At YDSA meetings, as well as in casual conversation, Keller tries his best to put socialism in terms his classmates can relate to. He talks about national issues like Medicare for All—one of the most popular programs in the country, he emphasized—as well as issues directly affecting students and the greater Montclair community. “I’ll say, ‘Hey, Montclair is very gentrified, we need housing justice,’” Keller explained. “And I’ll tell them, ‘Even if you don’t agree with all of what democratic socialism is, we’re fighting for certain issues we can all help with.’” One of these issues was bussing: Last year, the Montclair YDSA organized a campaign to help Black students who are still experiencing the effects of red-lining, and therefore must take public transit to get to school.
“I love Marx, but I don’t think you can hand a freshman The Communist Manifesto and expect them to read it—I mean I did, but maybe I’m an outlier,” Keller said. “We don’t need to dumb anything down for people, but we do need to put socialism in context for them. We can do that by talking about class struggle and tying it to climate change, to college tuition, and showing how it matters in their lives.”
The point is to meet other students where they are, and learn more about socialist organizing together. High school YDSA clubs are led by students who themselves are still in the very early stages of socialist education, and many of these students have different ideas of what socialism means and how to practice it, even if they agree on its basic principles.
Socialism may boil down to a mood, or a structure of feeling, rather than a politics to adopt wholesale, for members of Gen Z.
Ella Morton, who is Keller’s co-chair on the YDSA coalition and the head of Corvallis High School’s YDSA chapter, said she doesn’t strongly identify with the “economic part” of democratic socialism—that is, the “hardcore theory element of socialism,” she explained to me on the phone one evening, on the day she took the PSAT for the first time. Morton said that while she knows socialism is, at its core, about a struggle for economic justice, what resonates for her most about the political ideology is its emphasis on community bonds. She also told me she’s averse to reading Marx, whom she believes would “ruin democratic socialism” for her.
“It’s a lot of white guys who are Marxist socialists,” Morton said. “If I wanted that type of socialism, I would follow Bernie Sanders.” (At the time, Morton supported Massachusetts Senator Elizabeth Warren for president.)

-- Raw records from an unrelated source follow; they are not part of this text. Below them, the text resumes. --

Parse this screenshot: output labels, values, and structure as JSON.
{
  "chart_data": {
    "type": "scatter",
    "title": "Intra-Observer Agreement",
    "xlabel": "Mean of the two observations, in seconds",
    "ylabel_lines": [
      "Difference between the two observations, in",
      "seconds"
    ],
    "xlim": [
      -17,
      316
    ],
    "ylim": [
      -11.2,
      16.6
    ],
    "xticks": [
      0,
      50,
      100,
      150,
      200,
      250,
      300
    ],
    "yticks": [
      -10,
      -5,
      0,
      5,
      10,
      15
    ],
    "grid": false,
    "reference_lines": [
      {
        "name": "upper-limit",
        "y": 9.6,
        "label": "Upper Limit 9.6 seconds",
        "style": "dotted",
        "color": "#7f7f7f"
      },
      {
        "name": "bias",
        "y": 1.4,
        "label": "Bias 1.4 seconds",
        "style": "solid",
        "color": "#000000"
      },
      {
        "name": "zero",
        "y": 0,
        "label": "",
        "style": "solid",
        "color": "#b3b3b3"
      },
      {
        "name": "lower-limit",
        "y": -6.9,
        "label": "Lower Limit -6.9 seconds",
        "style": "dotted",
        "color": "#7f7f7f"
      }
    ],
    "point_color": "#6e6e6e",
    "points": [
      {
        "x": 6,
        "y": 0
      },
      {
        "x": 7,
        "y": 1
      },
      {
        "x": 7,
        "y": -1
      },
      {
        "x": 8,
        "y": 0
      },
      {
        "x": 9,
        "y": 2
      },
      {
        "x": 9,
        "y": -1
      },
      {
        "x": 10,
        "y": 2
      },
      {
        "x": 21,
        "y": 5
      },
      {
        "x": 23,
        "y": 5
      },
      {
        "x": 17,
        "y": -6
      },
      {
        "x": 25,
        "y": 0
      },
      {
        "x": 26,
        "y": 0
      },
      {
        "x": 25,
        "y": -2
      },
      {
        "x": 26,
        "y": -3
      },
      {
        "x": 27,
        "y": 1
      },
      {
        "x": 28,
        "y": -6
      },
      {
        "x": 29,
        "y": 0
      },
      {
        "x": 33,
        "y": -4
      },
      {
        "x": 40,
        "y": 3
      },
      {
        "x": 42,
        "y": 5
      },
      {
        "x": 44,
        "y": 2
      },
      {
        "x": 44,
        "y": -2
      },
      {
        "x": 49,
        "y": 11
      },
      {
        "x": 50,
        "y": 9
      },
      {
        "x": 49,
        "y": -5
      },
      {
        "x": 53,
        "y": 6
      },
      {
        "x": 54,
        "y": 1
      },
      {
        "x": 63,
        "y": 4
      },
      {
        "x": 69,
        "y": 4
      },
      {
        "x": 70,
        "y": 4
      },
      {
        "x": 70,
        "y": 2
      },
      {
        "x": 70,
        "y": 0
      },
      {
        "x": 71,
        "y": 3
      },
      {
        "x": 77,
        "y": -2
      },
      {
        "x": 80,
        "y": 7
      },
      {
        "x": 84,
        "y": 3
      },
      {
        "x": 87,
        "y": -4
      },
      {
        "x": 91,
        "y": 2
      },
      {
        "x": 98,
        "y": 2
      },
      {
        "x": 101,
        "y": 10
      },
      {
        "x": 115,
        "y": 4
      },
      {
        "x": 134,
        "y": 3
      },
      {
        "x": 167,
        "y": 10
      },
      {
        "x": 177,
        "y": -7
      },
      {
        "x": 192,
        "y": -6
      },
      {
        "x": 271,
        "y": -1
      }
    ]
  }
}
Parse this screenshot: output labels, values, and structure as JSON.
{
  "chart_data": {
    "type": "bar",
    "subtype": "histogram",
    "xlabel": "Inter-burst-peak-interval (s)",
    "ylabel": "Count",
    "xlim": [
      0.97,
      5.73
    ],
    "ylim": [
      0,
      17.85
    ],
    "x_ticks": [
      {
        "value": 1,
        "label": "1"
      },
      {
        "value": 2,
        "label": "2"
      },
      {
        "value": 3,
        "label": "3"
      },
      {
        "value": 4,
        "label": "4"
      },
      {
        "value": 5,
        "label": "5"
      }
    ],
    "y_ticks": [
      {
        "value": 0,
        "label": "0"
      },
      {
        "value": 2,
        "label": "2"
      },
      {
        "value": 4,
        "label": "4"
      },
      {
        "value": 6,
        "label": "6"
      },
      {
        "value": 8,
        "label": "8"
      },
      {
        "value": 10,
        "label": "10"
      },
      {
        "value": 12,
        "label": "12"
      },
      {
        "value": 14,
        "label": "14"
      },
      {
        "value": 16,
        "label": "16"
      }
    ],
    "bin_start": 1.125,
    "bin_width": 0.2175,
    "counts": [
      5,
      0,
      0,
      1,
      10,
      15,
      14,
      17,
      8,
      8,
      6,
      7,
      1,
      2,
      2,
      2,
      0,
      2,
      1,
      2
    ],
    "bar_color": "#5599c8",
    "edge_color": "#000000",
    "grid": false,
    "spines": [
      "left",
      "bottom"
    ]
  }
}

Socialism may boil down to a mood, or a structure of feeling, rather than a politics to adopt wholesale, for members of Gen Z. Though they might hold inconsistent positions—as so many of us do—zoomers grasp the core essence of socialism, and are finding that it provides them with an intuitive way of making sense of the world. Viewed in this light, a 15-year-old who is skeptical of Marx and Sanders but identifies with the socialist label isn’t necessarily evidence of the ideology’s dilution: Instead, she might be proof that socialism has become synonymous with a love of justice, and a desire for positive social change.
Many zoomers may still find individual socialist policies more attractive than the broader socialist politics that lie underneath. And many more will find little attractive about either. But students who belong to the country’s burgeoning YDSA chapters aren’t demanding their peers’ political purity—mostly, they’re asking their classmates to keep an open mind, and learn alongside them.
“What we want is workers to have power and for everyone to be able to live a healthy life without fear of lack of medical care or housing,” Keller said. “Socialism is very popular if you break it down.”